Climate warming has slowed but, given the loading of heat-trapping greenhouse gases in the atmosphere, scientists have every reason to expect it will pick back up again very soon – perhaps in earnest.  But what if it doesn’t? Or what if takes 10 or 20 years or longer?

IPCC’s blockbuster report on climate science released today, largely ignores the possibility – however small – that the warming slow down might continue for a while. This is a risk that may backfire on its credibility if rapid warming doesn’t resume.

To be sure, the report was forthright about the fact the rate of surface warming has slowed over the last 10-15 years.

“…the rate of warming over the past 15 years (1998–2012; 0.05 [–0.05 to +0.15] °C per which begins with a strong El Niño, is smaller than the rate calculated since 1951,” the report says.

But the IPCC was a little more cryptic about the fact models haven’t predicted the current lull in climate warming.

In its section on the evaluation of climate models, it points out models may have difficulty simulating the course of temperatures over short time periods, but doesn’t directly discuss what’s happening here and now.  It merely says:

There are, however, differences between simulated and observed trends over periods as short as 10 to 15 years

Compare that statement to what was in the leaked draft report, in June, which was more direct:

Models do not generally reproduce the observed reduction in surface warming trend over the last 10–15 years

It turns out, models have simulated over four times as much warming compared to reality since 1998, according to a recent study in the journal Nature Climate Change, entitled: “Overestimated global warming over the past 20 years.”

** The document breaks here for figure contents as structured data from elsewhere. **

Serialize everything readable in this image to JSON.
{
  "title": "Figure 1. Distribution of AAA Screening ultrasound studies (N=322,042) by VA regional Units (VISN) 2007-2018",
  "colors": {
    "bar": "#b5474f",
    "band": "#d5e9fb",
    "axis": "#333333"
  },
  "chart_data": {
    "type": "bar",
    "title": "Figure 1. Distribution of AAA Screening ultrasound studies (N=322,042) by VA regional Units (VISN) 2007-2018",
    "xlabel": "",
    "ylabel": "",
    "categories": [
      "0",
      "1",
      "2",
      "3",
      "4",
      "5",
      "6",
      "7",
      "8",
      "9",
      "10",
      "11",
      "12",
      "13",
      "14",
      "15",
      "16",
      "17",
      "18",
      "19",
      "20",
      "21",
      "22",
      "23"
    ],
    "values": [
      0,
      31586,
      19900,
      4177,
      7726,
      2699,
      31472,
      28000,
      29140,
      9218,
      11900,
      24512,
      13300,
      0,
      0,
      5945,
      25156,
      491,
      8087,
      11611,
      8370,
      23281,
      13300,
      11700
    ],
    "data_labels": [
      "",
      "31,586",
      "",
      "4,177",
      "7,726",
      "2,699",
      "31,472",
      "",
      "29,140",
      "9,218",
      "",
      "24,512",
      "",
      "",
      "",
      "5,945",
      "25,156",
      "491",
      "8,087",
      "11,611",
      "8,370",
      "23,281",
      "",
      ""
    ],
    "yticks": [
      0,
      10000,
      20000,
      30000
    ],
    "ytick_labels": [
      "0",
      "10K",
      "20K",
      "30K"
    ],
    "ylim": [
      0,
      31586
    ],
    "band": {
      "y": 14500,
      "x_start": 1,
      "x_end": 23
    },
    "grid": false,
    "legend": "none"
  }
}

In the spirit of transparency and keeping the public’s expectations in check, the IPCC might have wanted to simply say something to the effect of (but in much more scientific language)…

Global surface temperatures in the last 10-15 years have not warmed as fast as models projected.  The possible reasons for this are x, y, and/or z.  It is likely temperatures will resume warming at a faster clip, but if x,y, and/or z continue,  it is possible this warming may be further delayed and the models will have been wrong and require recalibrating.

To use an analogy, if I’ve predicted a snow storm of 6-12 inches  based on computer models and it snows 1-2 inches and then tapers to flurries – I’m nervous and the public, understandably, is beginning to question my forecast.  At that point I have two choices:

1) I can stubbornly stick with my forecast. In my reporting, I’d remain silent on the fact it’s barely snowing precisely at the time I had called for a raging blizzard – banking on the fact  it will snow like crazy any moment. (I’ve been there, done that, been wrong, and felt the pain.)


2) I can calmly explain why the snow has faded, why the models I relied on failed to show this, and then lay out the full suite of possibilities for the rest of the storm.

Taking the first approach may work the majority of the time, but the second approach is safer, more scientific and has a much lower risk of backlash.